The fix is simply a revision to the method of securing a full sized spare in the car after changing out a flat tire. You'll need a 5/16" threaded hook, the OE nut from your cover, or a wing nut and fender washer if not available. You'll also need some dense polystyrene or similar foam about 2 to 2 1/2" thick to go under the doughnut over the carpeting (you could also make this spacer out of wood, rubber or plastic, but it has to fit under the tire and support its weight). If you're using a full sized tire (not a bad idea) then a mat will work. Cut a 2" hole in the center of whatever you're using. This goes over the D ring I told you about. That 5/16 threaded hook will have standard thread, while that nut that came with the car will have metric thread. You can have this tapped out to accept the standard thread without too much issue. If not, you can opt for a fender washer and wing nut and put the threaded part through one of the lug holes on your wheel. Put your foam to fit over the D ring, and use the hook end of the threaded hook on the D ring. Center the tire over it install your nut on top of the foam. If the threaded part sticks over the spare, mark and trim with a hacksaw and file or grind off the burrs. The Idea of the foam is to protect the carpet and allow you some room to get the full sized tire in there in a pinch by removing the foam.
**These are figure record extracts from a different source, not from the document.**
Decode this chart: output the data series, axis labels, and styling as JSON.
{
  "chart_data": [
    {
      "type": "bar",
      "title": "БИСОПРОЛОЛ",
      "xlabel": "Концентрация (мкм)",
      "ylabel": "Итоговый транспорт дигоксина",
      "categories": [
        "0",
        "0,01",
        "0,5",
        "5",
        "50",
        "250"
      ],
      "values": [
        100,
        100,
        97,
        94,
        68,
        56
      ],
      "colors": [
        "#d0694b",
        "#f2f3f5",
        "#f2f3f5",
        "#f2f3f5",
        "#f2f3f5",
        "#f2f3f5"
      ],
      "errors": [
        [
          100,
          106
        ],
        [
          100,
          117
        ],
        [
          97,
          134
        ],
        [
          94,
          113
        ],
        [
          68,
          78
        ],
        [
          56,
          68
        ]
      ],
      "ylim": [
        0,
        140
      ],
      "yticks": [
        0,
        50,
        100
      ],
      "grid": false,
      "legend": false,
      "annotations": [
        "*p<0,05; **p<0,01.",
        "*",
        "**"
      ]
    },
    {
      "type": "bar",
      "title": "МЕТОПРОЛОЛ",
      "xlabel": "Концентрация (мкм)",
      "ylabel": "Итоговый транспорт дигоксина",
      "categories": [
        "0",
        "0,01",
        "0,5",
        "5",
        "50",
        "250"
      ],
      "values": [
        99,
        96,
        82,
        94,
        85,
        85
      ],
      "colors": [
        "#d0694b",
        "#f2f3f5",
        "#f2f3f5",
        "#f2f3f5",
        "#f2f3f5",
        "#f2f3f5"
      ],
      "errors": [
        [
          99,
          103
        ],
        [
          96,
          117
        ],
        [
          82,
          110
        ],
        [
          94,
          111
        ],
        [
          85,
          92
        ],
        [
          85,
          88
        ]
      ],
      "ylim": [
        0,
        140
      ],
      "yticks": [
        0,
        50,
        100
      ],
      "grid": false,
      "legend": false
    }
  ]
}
If you really want to get fancy, you can find or make a spare tire cover out of some carpeting and a piece of plywood to fit over the spare and clean up the cargo area. Obviously. if you have a tray or third seat, this fix isn't likely to work. You'll have to bite the bullet and buy the faulty GM tire winch, take the risk of driving without the spare, get rid of the car (preferred), or find your own creative solution to this problem. I can't think of everything, but at least this gives you pause to find an alternative to buy dealer only parts. The manufacturers charge more than enough for a car or truck that barely outlives the payment book and then turn around and charge ridiculous amounts for their parts that seldom last. Instead of close to $200 for this winch, the parts I used cost me less than $10, minus the snazzy cover (which I don't have). Maranatha!